Now that Whitehead is bringing back reports, it’s going to take a while to train department heads what facts and figures and issues are salient. The city commission probably won’t change. They won’t use the information to plan and make decisions. As in the past, they will “trust” the city manager is doing their job of fiscal oversight.
Still, the city commission must sign off on what is put before them. I asked Whitehead to urge the city commission to act now, to cancel the solar farm contract for nonperformance, with no response so far.
Why they haven’t seized the chance to cancel over the last two years is evidence of the city commission’s entrenched know-nothing hunkydoryism.
The 2015 the city commission stupidly approved a 25-year contract. When solar panels were and are a rapidly improving and developing technology.

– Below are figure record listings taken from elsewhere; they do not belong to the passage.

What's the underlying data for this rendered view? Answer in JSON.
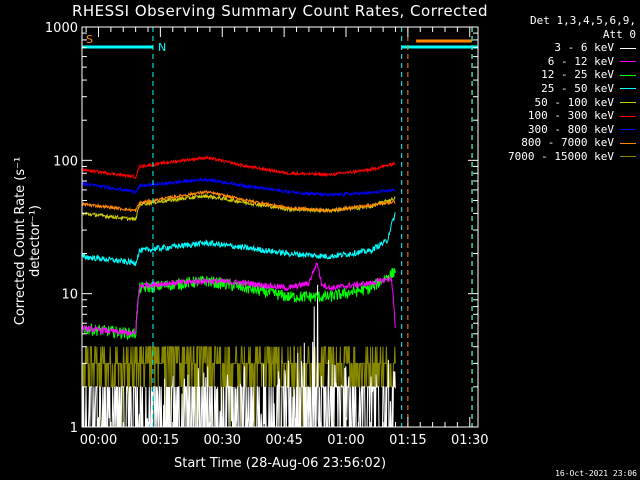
{
  "chart_data": {
    "type": "line",
    "title": "RHESSI Observing Summary Count Rates, Corrected",
    "xlabel": "Start Time (28-Aug-06 23:56:02)",
    "ylabel": "Corrected Count Rate (s⁻¹ detector⁻¹)",
    "yscale": "log",
    "ylim": [
      1,
      1000
    ],
    "y_ticks": [
      1,
      10,
      100,
      1000
    ],
    "y_tick_labels": [
      "1",
      "10",
      "100",
      "1000"
    ],
    "xlim": [
      0,
      96
    ],
    "x_ticks": [
      4,
      19,
      34,
      49,
      64,
      79,
      94
    ],
    "x_tick_labels": [
      "00:00",
      "00:15",
      "00:30",
      "00:45",
      "01:00",
      "01:15",
      "01:30"
    ],
    "legend_header": [
      "Det 1,3,4,5,6,9,",
      "Att 0"
    ],
    "legend_position": "right",
    "flags": [
      {
        "label": "S",
        "color": "#ff8800"
      },
      {
        "label": "N",
        "color": "#00ffff"
      }
    ],
    "series": [
      {
        "name": "3 - 6 keV",
        "color": "#ffffff",
        "noise": 0.9,
        "x": [
          0,
          18,
          19,
          30,
          40,
          50,
          55,
          57,
          58,
          60,
          70,
          76
        ],
        "y": [
          1,
          1,
          1.3,
          1.6,
          1.5,
          1.7,
          2.5,
          7.5,
          2.5,
          1.7,
          1.5,
          1.8
        ]
      },
      {
        "name": "6 - 12 keV",
        "color": "#ff00ff",
        "noise": 0.05,
        "x": [
          0,
          13,
          14,
          30,
          40,
          50,
          55,
          57,
          58,
          60,
          70,
          75,
          76
        ],
        "y": [
          5.5,
          5,
          11.5,
          12.5,
          12,
          11,
          12,
          17,
          12,
          11,
          12,
          13,
          5
        ]
      },
      {
        "name": "12 - 25 keV",
        "color": "#00ff00",
        "noise": 0.1,
        "x": [
          0,
          13,
          14,
          30,
          40,
          50,
          60,
          70,
          75,
          76
        ],
        "y": [
          5.5,
          5,
          11,
          12.5,
          11,
          9.5,
          9.5,
          11,
          14,
          15
        ]
      },
      {
        "name": "25 - 50 keV",
        "color": "#00ffff",
        "noise": 0.05,
        "x": [
          0,
          13,
          14,
          30,
          40,
          50,
          60,
          70,
          74,
          76
        ],
        "y": [
          19,
          17,
          21,
          24,
          22,
          20,
          19,
          21,
          25,
          40
        ]
      },
      {
        "name": "50 - 100 keV",
        "color": "#cccc00",
        "noise": 0.03,
        "x": [
          0,
          13,
          14,
          30,
          40,
          50,
          60,
          70,
          76
        ],
        "y": [
          40,
          36,
          47,
          54,
          48,
          43,
          42,
          45,
          52
        ]
      },
      {
        "name": "100 - 300 keV",
        "color": "#ff0000",
        "noise": 0.025,
        "x": [
          0,
          13,
          14,
          30,
          40,
          50,
          60,
          70,
          76
        ],
        "y": [
          85,
          75,
          90,
          105,
          90,
          80,
          78,
          85,
          95
        ]
      },
      {
        "name": "300 - 800 keV",
        "color": "#0000ff",
        "noise": 0.025,
        "x": [
          0,
          13,
          14,
          30,
          40,
          50,
          60,
          70,
          76
        ],
        "y": [
          67,
          58,
          64,
          72,
          64,
          58,
          55,
          57,
          60
        ]
      },
      {
        "name": "800 - 7000 keV",
        "color": "#ff8800",
        "noise": 0.025,
        "x": [
          0,
          13,
          14,
          30,
          40,
          50,
          60,
          70,
          76
        ],
        "y": [
          47,
          42,
          48,
          58,
          50,
          44,
          42,
          46,
          49
        ]
      },
      {
        "name": "7000 - 15000 keV",
        "color": "#888800",
        "noise": 0.0,
        "x": [
          0,
          13,
          14,
          30,
          40,
          50,
          60,
          70,
          76
        ],
        "y": [
          2.5,
          2.5,
          3,
          3.5,
          3,
          2.5,
          2.2,
          2.5,
          3
        ]
      }
    ],
    "annotation": "16-Oct-2021 23:06"
  }
}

In 2015 solar panels had a 15 to 22 percent efficiency rating compared to 22 to 40 percent in 2025. The price of solar panels has dropped 90 percent in the last ten years, along with the price of kilowatts. https://ourworldindata.org/data-insights/solar-panel-prices-have-fallen-by-around-20-every-time-global-capacity-doubled
But the city commission ensured the 4,000 electric ratepayers won’t be able to benefit from better technology and lower electric rates by tying them to a really stupid contract–unless they act now to correct that mistake.

I am submitting this comment on behalf of James Nelson of Magdalena, who had trouble getting his comment accepted:
Thanks for reporting this and for the coinage “hunkydoryism”! Though it seems like a rock that could be hurled with equal force in any direction.
Please note the error in ” the city was buying about 2 megawatts of electricity a year”. This confusion of power with energy appears all the time in the NYT and ABQJ, papers of record.
Megawatts are units of power, which is the rate of energy delivery per unit of time. We can’t buy a rate — we’d laugh if someone said they “bought 30 mpg per year” with their car.
What we buy and sell is energy, which is measured in power times the time it’s exerted. Two megawatts exerted over one hour generates two megawatt hours (MWh).
Did the city buy two MWh per year? If so, it should have spent only a few hundred dollars per year at current energy prices, not $21,000 per month. I generate that much energy in two months with my household solar panels. Did the city pay a set amount per year for whatever energy was generated at a rate of 2 MW? But that’s not how we buy energy — a glance at a household electric bill shows that we’re paying for each kWh we consume, not for access to a generation utility with 1 GW of power. What’s missing from this story (unless the money is the whole story, in which case why are we talking about megawatts at all?) is the amounts of energy purchased, in MWh.
I am fixing the error now. Thanks so much for the correction.